I went home with my temporary driver’s license, so glad I had gotten it. The next step now was to have something to drive. The Director of the Training Program told me that I had to have reliable transportation to stay in the program. If I couldn’t do that, I would be kicked out! I wanted so bad to complete the program; to become a Nurse!
It wasn’t long before we got a call from Mrs. Pound. When I first met my social worker, I had no idea what a blessing this woman was, I was about to find out! From that first day when I told her I wanted to be a Nurse, she took my Dependent Social Security Benefits I received from my father’s death, putting them into a savings account for my education. With the welfare, it is usual practice to use any money received to their supplement their payments. This woman didn’t allow that to happen. Instead, she put the money away for me. She told Mom that she had filed the court to get a sum of money from my trust for my car. I was then told to wear my uniform to court.
On court day, I wore my blue uniform. On the drive to Modesto, Mrs. Pound asked me about my grade point average. I told her I didn’t know; I hadn’t picked up my grades yet. “Tell the Judge you have a B average OK?”
Entering the courtroom, I was escorted to the front of the room to sit at the Attorneys desks. The Judge entered the room. I sat erect in my chair, making sure not to slouch or have bad posture. I wanted to look as professional as I possibly could.
Speaking to me, the Judge asked, “What is your grade point average young lady?”
“B average, your Honor” I quipped without hesitation.
“You’re here to ask for money from your trust fund for a car?’ he said with a serious tone in his voice.
“Yes, your Honor. I go to the hospital in the morning, then back to the College in the afternoon. I’m required to have reliable transportation to stay in the program.” I responded quickly.
“So…you're training to be a Nurse?” he examined carefully.
“Yes, Sir! A Licensed Vocational Nurse!” I reported proudly.
“Well,” he mused, “I guess you better go car shopping, young lady.”
Looking at Mrs.

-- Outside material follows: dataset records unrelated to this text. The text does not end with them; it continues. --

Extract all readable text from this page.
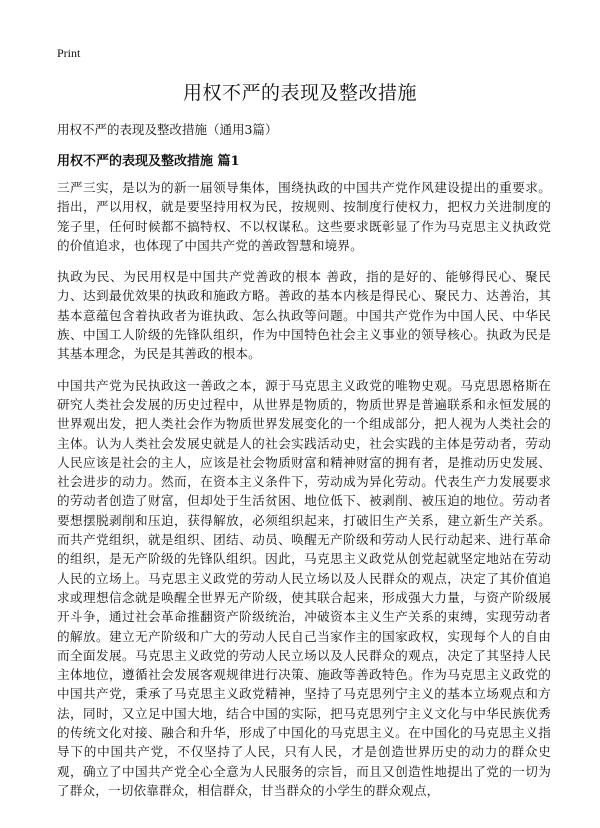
Print
用权不严的表现及整改措施
用权不严的表现及整改措施（通用3篇）
用权不严的表现及整改措施 篇1

三严三实，是以为的新一届领导集体，围绕执政的中国共产党作风建设提出的重要求。指出，严以用权，就是要坚持用权为民，按规则、按制度行使权力，把权力关进制度的笼子里，任何时候都不搞特权、不以权谋私。这些要求既彰显了作为马克思主义执政党的价值追求，也体现了中国共产党的善政智慧和境界。

执政为民、为民用权是中国共产党善政的根本 善政，指的是好的、能够得民心、聚民力、达到最优效果的执政和施政方略。善政的基本内核是得民心、聚民力、达善治，其基本意蕴包含着执政者为谁执政、怎么执政等问题。中国共产党作为中国人民、中华民族、中国工人阶级的先锋队组织，作为中国特色社会主义事业的领导核心。执政为民是其基本理念，为民是其善政的根本。

中国共产党为民执政这一善政之本，源于马克思主义政党的唯物史观。马克思恩格斯在研究人类社会发展的历史过程中，从世界是物质的，物质世界是普遍联系和永恒发展的世界观出发，把人类社会作为物质世界发展变化的一个组成部分，把人视为人类社会的主体。认为人类社会发展史就是人的社会实践活动史，社会实践的主体是劳动者，劳动人民应该是社会的主人，应该是社会物质财富和精神财富的拥有者，是推动历史发展、社会进步的动力。然而，在资本主义条件下，劳动成为异化劳动。代表生产力发展要求的劳动者创造了财富，但却处于生活贫困、地位低下、被剥削、被压迫的地位。劳动者要想摆脱剥削和压迫，获得解放，必须组织起来，打破旧生产关系，建立新生产关系。而共产党组织，就是组织、团结、动员、唤醒无产阶级和劳动人民行动起来、进行革命的组织，是无产阶级的先锋队组织。因此，马克思主义政党从创党起就坚定地站在劳动人民的立场上。马克思主义政党的劳动人民立场以及人民群众的观点，决定了其价值追求或理想信念就是唤醒全世界无产阶级，使其联合起来，形成强大力量，与资产阶级展开斗争，通过社会革命推翻资产阶级统治，冲破资本主义生产关系的束缚，实现劳动者的解放。建立无产阶级和广大的劳动人民自己当家作主的国家政权，实现每个人的自由而全面发展。马克思主义政党的劳动人民立场以及人民群众的观点，决定了其坚持人民主体地位，遵循社会发展客观规律进行决策、施政等善政特色。作为马克思主义政党的中国共产党，秉承了马克思主义政党精神，坚持了马克思列宁主义的基本立场观点和方法，同时，又立足中国大地，结合中国的实际，把马克思列宁主义文化与中华民族优秀的传统文化对接、融合和升华，形成了中国化的马克思主义。在中国化的马克思主义指导下的中国共产党，不仅坚持了人民，只有人民，才是创造世界历史的动力的群众史观，确立了中国共产党全心全意为人民服务的宗旨，而且又创造性地提出了党的一切为了群众，一切依靠群众，相信群众，甘当群众的小学生的群众观点，
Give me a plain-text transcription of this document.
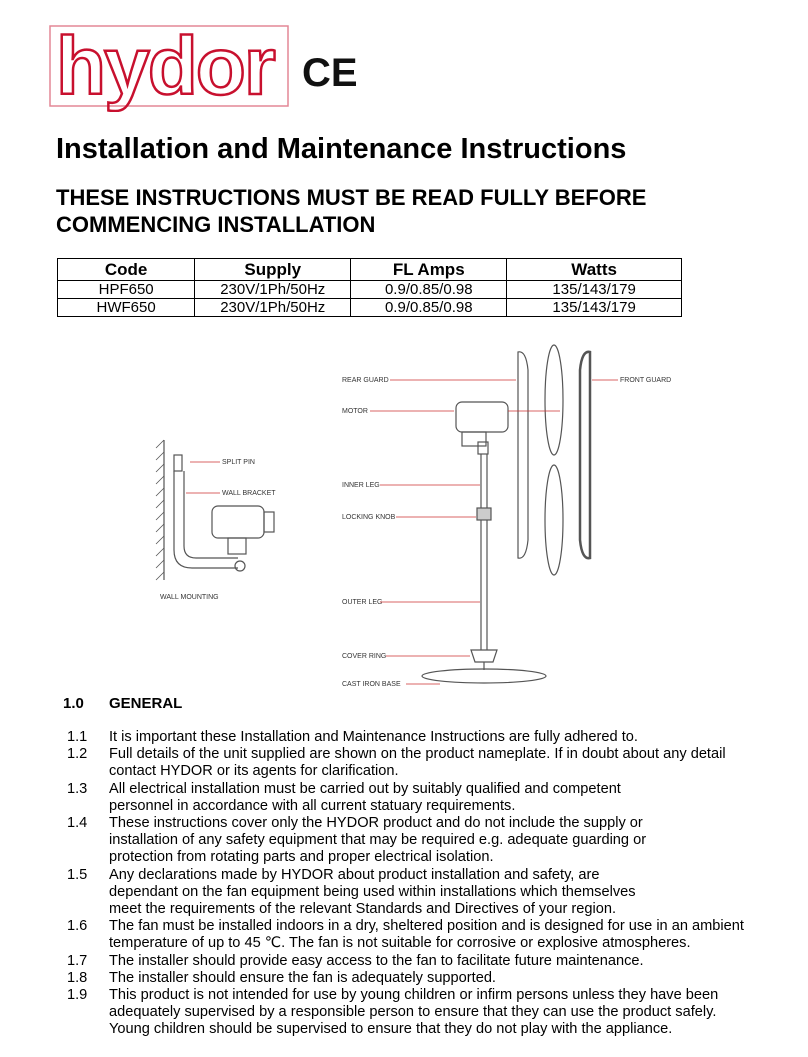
hydor CE
Installation and Maintenance Instructions
THESE INSTRUCTIONS MUST BE READ FULLY BEFORE
COMMENCING INSTALLATION
Code	Supply	FL Amps	Watts
HPF650	230V/1Ph/50Hz	0.9/0.85/0.98	135/143/179
HWF650	230V/1Ph/50Hz	0.9/0.85/0.98	135/143/179
SPLIT PIN
WALL BRACKET
WALL MOUNTING
REAR GUARD	FRONT GUARD
MOTOR
INNER LEG
LOCKING KNOB
OUTER LEG
COVER RING
CAST IRON BASE
1.0 GENERAL
1.1	It is important these Installation and Maintenance Instructions are fully adhered to.
1.2	Full details of the unit supplied are shown on the product nameplate. If in doubt about any detail
contact HYDOR or its agents for clarification.
1.3	All electrical installation must be carried out by suitably qualified and competent
personnel in accordance with all current statuary requirements.
1.4	These instructions cover only the HYDOR product and do not include the supply or
installation of any safety equipment that may be required e.g. adequate guarding or
protection from rotating parts and proper electrical isolation.
1.5	Any declarations made by HYDOR about product installation and safety, are
dependant on the fan equipment being used within installations which themselves
meet the requirements of the relevant Standards and Directives of your region.
1.6	The fan must be installed indoors in a dry, sheltered position and is designed for use in an ambient
temperature of up to 45 ℃. The fan is not suitable for corrosive or explosive atmospheres.
1.7	The installer should provide easy access to the fan to facilitate future maintenance.
1.8	The installer should ensure the fan is adequately supported.
1.9	This product is not intended for use by young children or infirm persons unless they have been
adequately supervised by a responsible person to ensure that they can use the product safely.
Young children should be supervised to ensure that they do not play with the appliance.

Pound seated next me, he announced, “Granted!”
She smiled at me knowingly as we left the courtroom.
With the $600 dollars released by the court, it wasn’t long after that Iwas able to put a down payment on my brand-new Ford Maverick and pay my first year’s insurance.

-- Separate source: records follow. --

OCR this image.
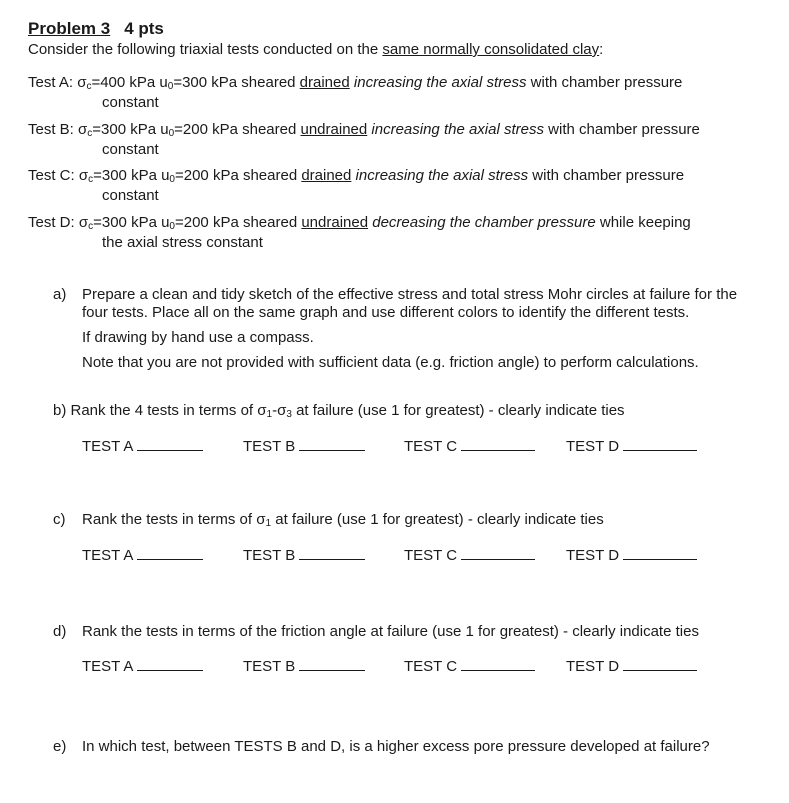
Problem 3 4 pts
Consider the following triaxial tests conducted on the same normally consolidated clay:
Test A: $\sigma_c=400$ kPa $u_0=300$ kPa sheared drained increasing the axial stress with chamber pressure
constant
Test B: $\sigma_c=300$ kPa $u_0=200$ kPa sheared undrained increasing the axial stress with chamber pressure
constant
Test C: $\sigma_c=300$ kPa $u_0=200$ kPa sheared drained increasing the axial stress with chamber pressure
constant
Test D: $\sigma_c=300$ kPa $u_0=200$ kPa sheared undrained decreasing the chamber pressure while keeping
the axial stress constant
a) Prepare a clean and tidy sketch of the effective stress and total stress Mohr circles at failure for the
four tests. Place all on the same graph and use different colors to identify the different tests.
If drawing by hand use a compass.
Note that you are not provided with sufficient data (e.g. friction angle) to perform calculations.
b) Rank the 4 tests in terms of $\sigma_1-\sigma_3$ at failure (use 1 for greatest) - clearly indicate ties
TEST A	TEST B	TEST C	TEST D
c) Rank the tests in terms of $\sigma_1$ at failure (use 1 for greatest) - clearly indicate ties
TEST A	TEST B	TEST C	TEST D
d) Rank the tests in terms of the friction angle at failure (use 1 for greatest) - clearly indicate ties
TEST A	TEST B	TEST C	TEST D
e) In which test, between TESTS B and D, is a higher excess pore pressure developed at failure?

One of the hospitals I worked in as a Student was a Hospital in Modesto, CA. Mrs. Boyer was my instructor for that facility. She was pleasant and such a good teacher. Always so patient with her students. During my rotation with her, she approached me, discussing my need to get organized and learn to save steps. She told me that she understood that a young woman just out of High School would not be as organized as my elder peers who had families and children. However, she did offer me a solution to my problem.
“Linda, the staff here, have been talking to me, they like you here. They tell me that if you went downstairs to the staffing office, they would love to hire you part-time!”

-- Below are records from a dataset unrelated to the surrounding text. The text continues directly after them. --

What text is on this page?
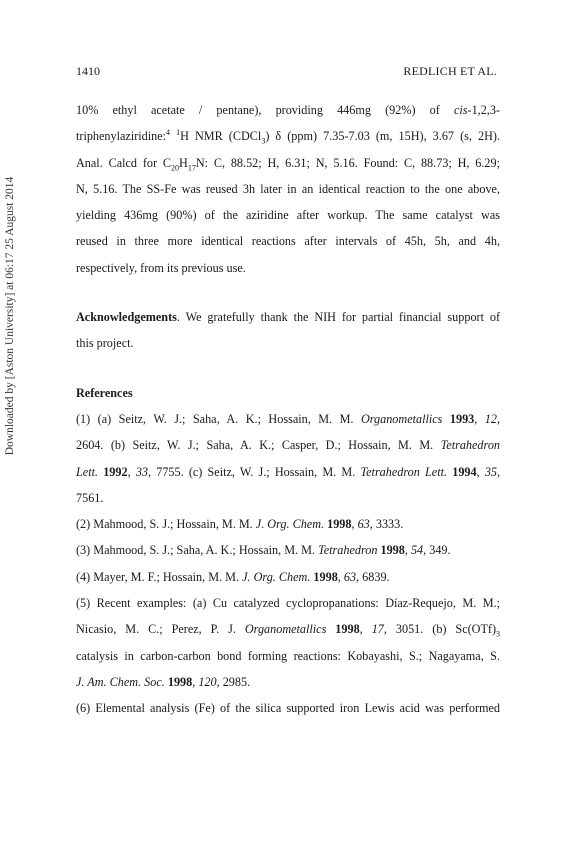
Downloaded by [Aston University] at 06:17 25 August 2014
1410	REDLICH ET AL.
10% ethyl acetate / pentane), providing 446mg (92%) of cis-1,2,3-
triphenylaziridine:$^4$ $^1$H NMR (CDCl$_3$) δ (ppm) 7.35-7.03 (m, 15H), 3.67 (s, 2H).
Anal. Calcd for $C_{20}H_{17}N$: C, 88.52; H, 6.31; N, 5.16. Found: C, 88.73; H, 6.29;
N, 5.16. The SS-Fe was reused 3h later in an identical reaction to the one above,
yielding 436mg (90%) of the aziridine after workup. The same catalyst was
reused in three more identical reactions after intervals of 45h, 5h, and 4h,
respectively, from its previous use.
Acknowledgements. We gratefully thank the NIH for partial financial support of
this project.
References
(1) (a) Seitz, W. J.; Saha, A. K.; Hossain, M. M. Organometallics 1993, 12,
2604. (b) Seitz, W. J.; Saha, A. K.; Casper, D.; Hossain, M. M. Tetrahedron
Lett. 1992, 33, 7755. (c) Seitz, W. J.; Hossain, M. M. Tetrahedron Lett. 1994, 35,
7561.
(2) Mahmood, S. J.; Hossain, M. M. J. Org. Chem. 1998, 63, 3333.
(3) Mahmood, S. J.; Saha, A. K.; Hossain, M. M. Tetrahedron 1998, 54, 349.
(4) Mayer, M. F.; Hossain, M. M. J. Org. Chem. 1998, 63, 6839.
(5) Recent examples: (a) Cu catalyzed cyclopropanations: Díaz-Requejo, M. M.;
Nicasio, M. C.; Perez, P. J. Organometallics 1998, 17, 3051. (b) $Sc(OTf)_3$
catalysis in carbon-carbon bond forming reactions: Kobayashi, S.; Nagayama, S.
J. Am. Chem. Soc. 1998, 120, 2985.
(6) Elemental analysis (Fe) of the silica supported iron Lewis acid was performed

“Really?” I blurted in amazement. “OK!”
“Why don’t you go down there right now?” she posed. “You’re caught up right?”
“Yes, yes I am” I quickly left the floor heading to the basement.
When I got there, this sweet smiling red-haired woman quickly handed me an application. “You’re Linda, right? Here fill this out; get it back to me. Then we can talk about when you’re available OK?”
I could feel my smile encompassing my whole face, “Absolutely! Weekends are great! OK?”
That conversation turned into a three-year job for me. When I was ready to take my state test for my license, I was told to bring my new license to the hospital as soon as I received it. They hired me full time as an LVN. Shortly thereafter, I became the Charge Nurse in the Newborn Nursery at 20 years of age.